Actuellement, le point le plus saillant de notre présence dans cette région, n’est-il pas de voir un bey, descendant des despotes que Ton sait, des ministres qui ont dans leurs veines du sang des anciens corsaires, des employés musulmans, une population musulmane, vivre, travailler, agir sous la direction de Français, aptes tout au plus autrefois à ramer sur une galère ? Lorsqu’on est ignorant des choses d’Orient, du fanatisme qui s’y perpétue, on ne peut se figurer ce qu’un tel fait représente de changement. Et, à ce sujet je ne cesserai de répéter aux Européens qui émigrent en Afrique de bien se garder de faire parade de leurs sentimens irréligieux, si toutefois ils en ont. C’est là, assurément, une des grandes causes de l’éloignement que nous inspirons aux populations dont nous avons entrepris la soumission.
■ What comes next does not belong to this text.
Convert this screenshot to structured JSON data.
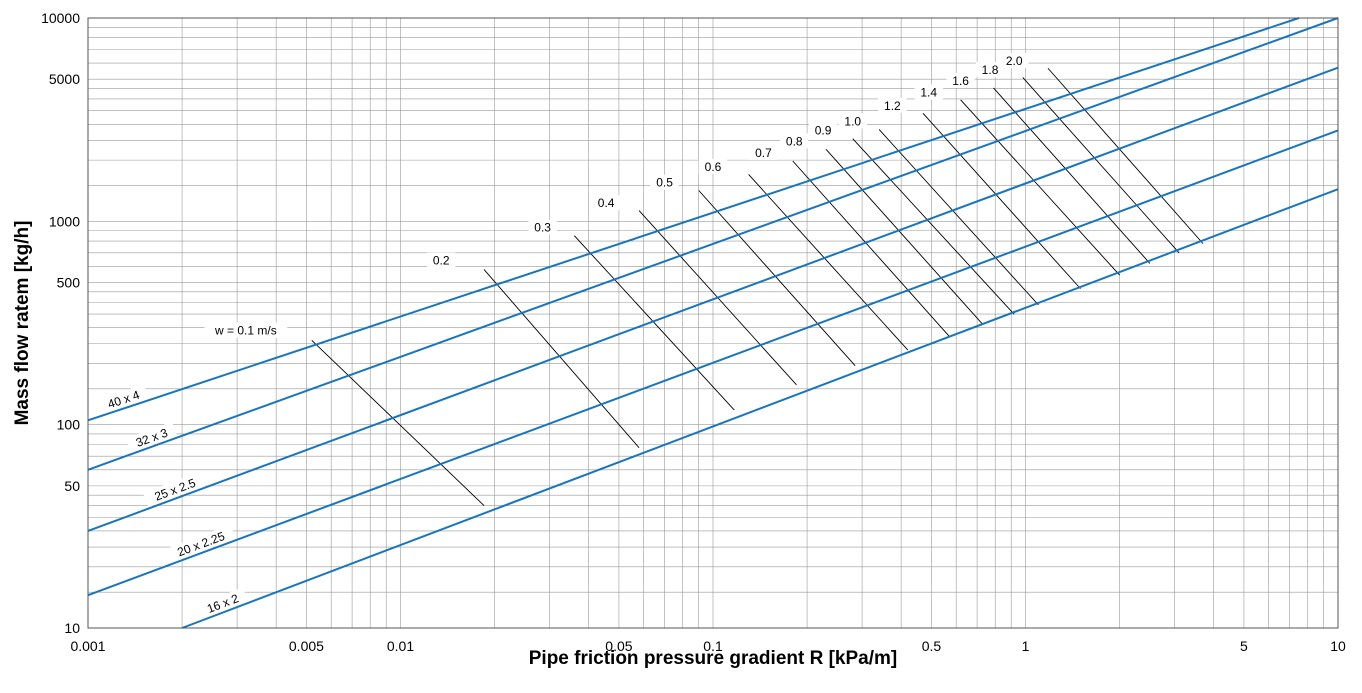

Des conseils municipaux furent constitués dans tous les centres de population, et c’est le gouvernement et non le suffrage universel qui en nomma les membres. Dans une colonie naissante, où les étrangers étaient en majorité, agir d’une autre façon eût été une niaiserie. Autre particularité : si le budget des villes se soldait par un déficit, le budget de l’État était tenu d’y suppléer.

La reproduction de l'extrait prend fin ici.